Greenwood American Bistro food cf8krf

Greenwood American Bistro, we hardly knew you.

And Now for the Bad News

  • Short run: About a year after its splashy opening, Greenwood American Bistro closed in December. Within that year, owner Model Restaurant Group also opened and closed a second spot, Robin’s Restaurant and Market.
  • Sunsetting: Baker’s, the gem of a bar with surprisingly good food on Sunset Hill, announced it will close at the end of the month, after a seven-year run.
  • Quick pint: Just six months after Schooner Street opened in Ballard, an eviction notice on the door announced its closure.
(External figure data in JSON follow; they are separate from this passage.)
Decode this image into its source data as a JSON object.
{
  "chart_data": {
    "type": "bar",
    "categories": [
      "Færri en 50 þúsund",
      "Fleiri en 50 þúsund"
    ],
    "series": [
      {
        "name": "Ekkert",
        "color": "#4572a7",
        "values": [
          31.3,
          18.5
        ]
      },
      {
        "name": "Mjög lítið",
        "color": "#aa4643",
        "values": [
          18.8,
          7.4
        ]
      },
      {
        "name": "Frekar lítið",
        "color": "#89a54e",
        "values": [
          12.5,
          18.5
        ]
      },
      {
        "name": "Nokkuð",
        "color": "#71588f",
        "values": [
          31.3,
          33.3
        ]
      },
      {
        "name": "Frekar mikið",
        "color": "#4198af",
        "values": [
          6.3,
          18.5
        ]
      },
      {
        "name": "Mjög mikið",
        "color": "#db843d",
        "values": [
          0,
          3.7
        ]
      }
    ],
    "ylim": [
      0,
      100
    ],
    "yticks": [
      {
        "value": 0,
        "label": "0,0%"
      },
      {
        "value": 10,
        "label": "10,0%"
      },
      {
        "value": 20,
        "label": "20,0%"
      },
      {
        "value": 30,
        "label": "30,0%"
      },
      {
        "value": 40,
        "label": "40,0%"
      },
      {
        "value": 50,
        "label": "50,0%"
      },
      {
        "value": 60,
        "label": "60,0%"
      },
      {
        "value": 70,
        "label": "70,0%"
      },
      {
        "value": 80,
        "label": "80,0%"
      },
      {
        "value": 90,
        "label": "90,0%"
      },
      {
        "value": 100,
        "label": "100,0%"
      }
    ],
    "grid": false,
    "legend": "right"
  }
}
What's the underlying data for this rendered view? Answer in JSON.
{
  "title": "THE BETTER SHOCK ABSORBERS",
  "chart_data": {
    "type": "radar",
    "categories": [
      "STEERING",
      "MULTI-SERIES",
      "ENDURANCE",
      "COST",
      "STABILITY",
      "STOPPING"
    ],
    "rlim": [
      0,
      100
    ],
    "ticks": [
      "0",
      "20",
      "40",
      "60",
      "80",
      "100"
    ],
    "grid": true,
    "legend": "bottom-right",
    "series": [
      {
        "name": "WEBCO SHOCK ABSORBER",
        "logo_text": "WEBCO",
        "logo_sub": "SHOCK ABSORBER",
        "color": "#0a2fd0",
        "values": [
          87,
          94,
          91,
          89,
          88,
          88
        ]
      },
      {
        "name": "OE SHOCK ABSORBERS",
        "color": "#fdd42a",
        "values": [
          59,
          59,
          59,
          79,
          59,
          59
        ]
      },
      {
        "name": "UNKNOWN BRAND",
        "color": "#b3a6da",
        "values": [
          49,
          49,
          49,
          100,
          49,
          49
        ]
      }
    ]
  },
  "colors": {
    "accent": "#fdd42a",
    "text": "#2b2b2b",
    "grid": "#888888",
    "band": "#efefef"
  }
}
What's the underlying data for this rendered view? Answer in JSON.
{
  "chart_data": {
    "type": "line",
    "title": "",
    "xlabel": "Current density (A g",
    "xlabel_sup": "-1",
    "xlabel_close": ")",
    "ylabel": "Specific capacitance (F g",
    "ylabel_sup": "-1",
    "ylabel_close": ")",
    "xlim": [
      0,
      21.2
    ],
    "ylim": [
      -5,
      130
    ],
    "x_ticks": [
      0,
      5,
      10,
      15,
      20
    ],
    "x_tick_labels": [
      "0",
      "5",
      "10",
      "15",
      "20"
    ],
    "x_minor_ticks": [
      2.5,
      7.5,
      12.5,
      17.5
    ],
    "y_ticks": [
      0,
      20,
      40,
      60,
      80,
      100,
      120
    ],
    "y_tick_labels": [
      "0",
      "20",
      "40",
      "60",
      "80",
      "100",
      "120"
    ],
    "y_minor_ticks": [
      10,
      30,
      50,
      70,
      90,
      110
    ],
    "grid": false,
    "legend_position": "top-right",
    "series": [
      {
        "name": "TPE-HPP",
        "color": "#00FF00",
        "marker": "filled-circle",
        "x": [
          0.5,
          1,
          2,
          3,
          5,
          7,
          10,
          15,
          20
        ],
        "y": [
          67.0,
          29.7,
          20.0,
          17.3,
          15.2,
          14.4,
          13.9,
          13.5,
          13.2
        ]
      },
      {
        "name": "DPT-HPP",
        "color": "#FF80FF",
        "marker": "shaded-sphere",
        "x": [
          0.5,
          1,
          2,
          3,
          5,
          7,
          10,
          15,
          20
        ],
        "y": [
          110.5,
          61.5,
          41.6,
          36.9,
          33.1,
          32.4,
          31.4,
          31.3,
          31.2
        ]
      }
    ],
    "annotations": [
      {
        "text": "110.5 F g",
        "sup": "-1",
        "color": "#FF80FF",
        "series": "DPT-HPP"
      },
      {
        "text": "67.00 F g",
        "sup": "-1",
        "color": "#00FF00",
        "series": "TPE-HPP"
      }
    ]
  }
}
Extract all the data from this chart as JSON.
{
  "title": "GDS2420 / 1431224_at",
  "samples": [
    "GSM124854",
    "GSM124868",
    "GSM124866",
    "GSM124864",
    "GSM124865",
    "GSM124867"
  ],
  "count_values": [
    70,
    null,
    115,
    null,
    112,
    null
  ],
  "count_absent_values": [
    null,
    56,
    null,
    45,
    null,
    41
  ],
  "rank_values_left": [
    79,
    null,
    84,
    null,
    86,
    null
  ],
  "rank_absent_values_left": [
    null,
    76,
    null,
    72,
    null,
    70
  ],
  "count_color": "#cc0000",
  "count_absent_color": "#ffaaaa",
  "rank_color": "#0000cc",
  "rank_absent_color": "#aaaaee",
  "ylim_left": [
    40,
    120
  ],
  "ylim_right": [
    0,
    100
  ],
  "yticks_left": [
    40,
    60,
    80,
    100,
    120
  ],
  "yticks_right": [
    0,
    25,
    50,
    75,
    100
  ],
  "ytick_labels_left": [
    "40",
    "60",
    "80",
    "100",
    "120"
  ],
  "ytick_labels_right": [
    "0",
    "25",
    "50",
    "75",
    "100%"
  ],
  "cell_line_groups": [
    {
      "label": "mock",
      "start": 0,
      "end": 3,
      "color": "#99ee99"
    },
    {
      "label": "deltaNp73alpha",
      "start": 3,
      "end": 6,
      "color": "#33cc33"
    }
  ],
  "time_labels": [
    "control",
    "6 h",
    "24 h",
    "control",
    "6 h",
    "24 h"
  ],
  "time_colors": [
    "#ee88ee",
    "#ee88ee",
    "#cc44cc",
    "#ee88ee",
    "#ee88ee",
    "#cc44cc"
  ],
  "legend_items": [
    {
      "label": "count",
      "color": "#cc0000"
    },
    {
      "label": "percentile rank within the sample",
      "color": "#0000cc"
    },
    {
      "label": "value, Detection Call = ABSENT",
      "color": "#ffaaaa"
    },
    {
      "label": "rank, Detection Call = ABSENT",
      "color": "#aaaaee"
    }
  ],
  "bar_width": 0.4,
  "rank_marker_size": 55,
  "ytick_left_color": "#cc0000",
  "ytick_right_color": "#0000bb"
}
Schooner Street came from the owners of the Stepping Stone, after that bar lost its lease, and took over the former Pour Decisions space.
  • Cluck no more: U-District Korean fried chicken and beer restaurant Chimac ended its run in Seattle in December.
  • Crack no more: Wallingford staple Blue Star Cafe and Pub announced this week it will end a 50-year run of eggy brunches and meaty mains when it closes on February 1.
  • Blame game: Green Lake’s Wooden City Tavern closed just before Christmas and left a note on its website that made no bones about who it blames: “We’ve seen how other cities are helping small businesses thrive and we love Seattle so we are looking forward to the day it gets back to supporting restaurants in a real and meaningful way.” It continues to operate its locations in Tacoma, Spokane, Chattanooga, and Birmingham.
  • Singing off: The Waterwheel Lounge, a classic Ballard dive bar, ended its half-century run with a night of New Year’s Eve karaoke and shirts that read “I closed the Waterwheel.”